Il c.d. correttivo al codice dei contratti pubblici: ancora interventi sui contratti collettivi applicabili
Con il nuovo decreto «correttivo» (d.lgs. 31 dicembre 2024, n. 209) cambiano le regole del Codice dei contratti pubblici (d.lgs. n. 36/2023) in materia di tutele dei lavoratori in appalto: l’impostazione generale è quella di ampliare gli spazi per la diversificazione dei trattamenti applicati in un medesimo appalto.
In questo senso va già la previsione dell’indicazione, da parte delle stazioni appaltanti, di un diverso contratto collettivo da applicare per le prestazioni «scorporabili» da quella principale e aventi oggetto diverso, tramite l’introduzione di un nuovo comma nell’art. 11. La novità principale, comunque, è l’introduzione di un nuovo Allegato I.01 che contiene i criteri da seguire per l’individuazione del contratto collettivo da indicare e per la verifica dell’equivalenza delle tutele nel caso in cui l’offerente indichi un contratto diverso. Secondo l’Allegato, il contratto collettivo viene determinato individuando l’attività oggetto dell’affidamento tramite connessione con i codici ATECO e verificando la corrispondenza con i sottosettori dell’archivio CNEL dei contratti collettivi e in questi selezionando i contratti stipulati dalle associazioni sindacali e datoriali comparativamente più rappresentative. Da questo punto di vista la versione definitiva si limita a prevedere che le stazioni appaltanti debbano scegliere i contratti utilizzati dal Ministero per la redazione delle tabelle del costo medio del lavoro e, in mancanza di queste, richiedano al Ministero di indicare il contratto da selezionare sulla base dei dati disponibili, eliminando il riferimento a dubbi indici di rappresentatività che erano stati oggetto delle critiche tanto delle organizzazioni sindacali e datoriali quanto del Consiglio di Stato.

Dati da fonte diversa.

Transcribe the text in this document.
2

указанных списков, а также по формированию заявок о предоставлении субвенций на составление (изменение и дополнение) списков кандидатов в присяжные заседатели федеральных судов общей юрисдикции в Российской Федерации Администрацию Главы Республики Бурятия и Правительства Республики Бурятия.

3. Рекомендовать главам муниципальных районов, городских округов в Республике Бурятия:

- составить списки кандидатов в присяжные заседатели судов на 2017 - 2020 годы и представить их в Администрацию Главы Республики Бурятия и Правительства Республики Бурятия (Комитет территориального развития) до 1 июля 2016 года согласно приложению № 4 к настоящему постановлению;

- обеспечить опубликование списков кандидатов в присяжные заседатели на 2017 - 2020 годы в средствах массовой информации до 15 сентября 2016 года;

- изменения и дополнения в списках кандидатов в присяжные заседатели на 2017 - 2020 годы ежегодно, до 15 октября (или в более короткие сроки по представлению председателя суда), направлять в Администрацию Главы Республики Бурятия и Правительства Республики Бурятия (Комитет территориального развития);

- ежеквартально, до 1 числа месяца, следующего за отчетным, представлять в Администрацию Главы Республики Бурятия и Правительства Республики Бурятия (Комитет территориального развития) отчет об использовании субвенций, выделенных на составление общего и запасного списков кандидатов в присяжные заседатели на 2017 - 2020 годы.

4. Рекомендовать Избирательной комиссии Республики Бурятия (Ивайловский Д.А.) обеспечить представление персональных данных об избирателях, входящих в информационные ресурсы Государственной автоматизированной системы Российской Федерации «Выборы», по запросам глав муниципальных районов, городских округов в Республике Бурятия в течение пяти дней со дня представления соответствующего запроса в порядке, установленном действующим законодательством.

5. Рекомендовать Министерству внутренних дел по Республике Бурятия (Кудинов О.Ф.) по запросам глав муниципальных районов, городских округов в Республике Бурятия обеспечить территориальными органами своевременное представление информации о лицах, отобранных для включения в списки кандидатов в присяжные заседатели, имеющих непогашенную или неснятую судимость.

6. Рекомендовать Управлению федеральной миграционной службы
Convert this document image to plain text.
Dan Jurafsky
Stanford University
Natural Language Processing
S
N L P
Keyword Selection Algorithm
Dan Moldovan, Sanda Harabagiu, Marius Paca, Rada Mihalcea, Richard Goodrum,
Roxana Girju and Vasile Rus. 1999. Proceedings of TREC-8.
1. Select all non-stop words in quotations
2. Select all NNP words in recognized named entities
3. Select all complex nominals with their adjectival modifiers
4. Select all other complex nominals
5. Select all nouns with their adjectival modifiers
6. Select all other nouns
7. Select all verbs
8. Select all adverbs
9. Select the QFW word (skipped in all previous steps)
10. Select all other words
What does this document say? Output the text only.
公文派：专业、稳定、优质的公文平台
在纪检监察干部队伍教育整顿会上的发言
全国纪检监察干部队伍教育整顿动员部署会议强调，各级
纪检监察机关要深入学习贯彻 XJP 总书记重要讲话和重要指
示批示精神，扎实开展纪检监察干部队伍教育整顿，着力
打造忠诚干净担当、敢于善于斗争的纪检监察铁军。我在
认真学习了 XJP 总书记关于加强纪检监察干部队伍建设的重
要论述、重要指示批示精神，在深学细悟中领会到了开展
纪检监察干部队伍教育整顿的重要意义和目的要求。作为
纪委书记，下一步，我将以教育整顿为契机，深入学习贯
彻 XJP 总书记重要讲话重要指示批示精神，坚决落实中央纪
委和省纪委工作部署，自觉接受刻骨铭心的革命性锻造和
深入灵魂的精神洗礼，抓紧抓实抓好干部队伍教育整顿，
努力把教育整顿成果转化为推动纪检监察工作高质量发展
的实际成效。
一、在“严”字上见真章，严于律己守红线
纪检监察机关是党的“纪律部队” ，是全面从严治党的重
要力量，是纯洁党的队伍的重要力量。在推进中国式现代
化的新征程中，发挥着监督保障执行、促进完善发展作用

Devono segnalarsi anche le previsioni in materia di verifica dell’equivalenza delle tutele fra contratti collettivi. Spicca la presunzione legale di equivalenza fra i contratti stipulati dalle medesime organizzazioni sindacali in relazione alla diversa dimensione o natura giuridica delle imprese (es. le imprese artigiane, cooperative), purché l’offerente applichi il contratto corrispondente alle caratteristiche della sua impresa. Si deve notare che il Consiglio di Stato, sul punto, aveva segnalato l’indeterminatezza dei criteri e quindi il rischio di un’eccessiva discrezionalità delle stazioni appaltanti, nonché il rischio di una mancata corrispondenza con le dinamiche effettive delle relazioni sindacali. Al di fuori di questa ipotesi, la verifica dell’equivalenza dovrà prendere a riferimento, dal punto di vista economico, le voci fisse della retribuzione globale annua e, dal punto di vista normativo, una lista di parametri relativi ai principali istituti della contrattazione. Rispetto a questi parametri, le stazioni appaltanti potranno ritenere sussistente l’equivalenza in caso di scostamenti «marginali», la cui definizione è rimessa ad un successivo decreto del Ministero del lavoro e del Ministero dei trasporti.
Assai rilevanti, infine, le modifiche all’art. 119 del Codice in materia di subappalto. Adesso anche i subappaltatori potranno indicare un differente contratto collettivo, a condizione di equivalenza di tutele, come sopra descritto.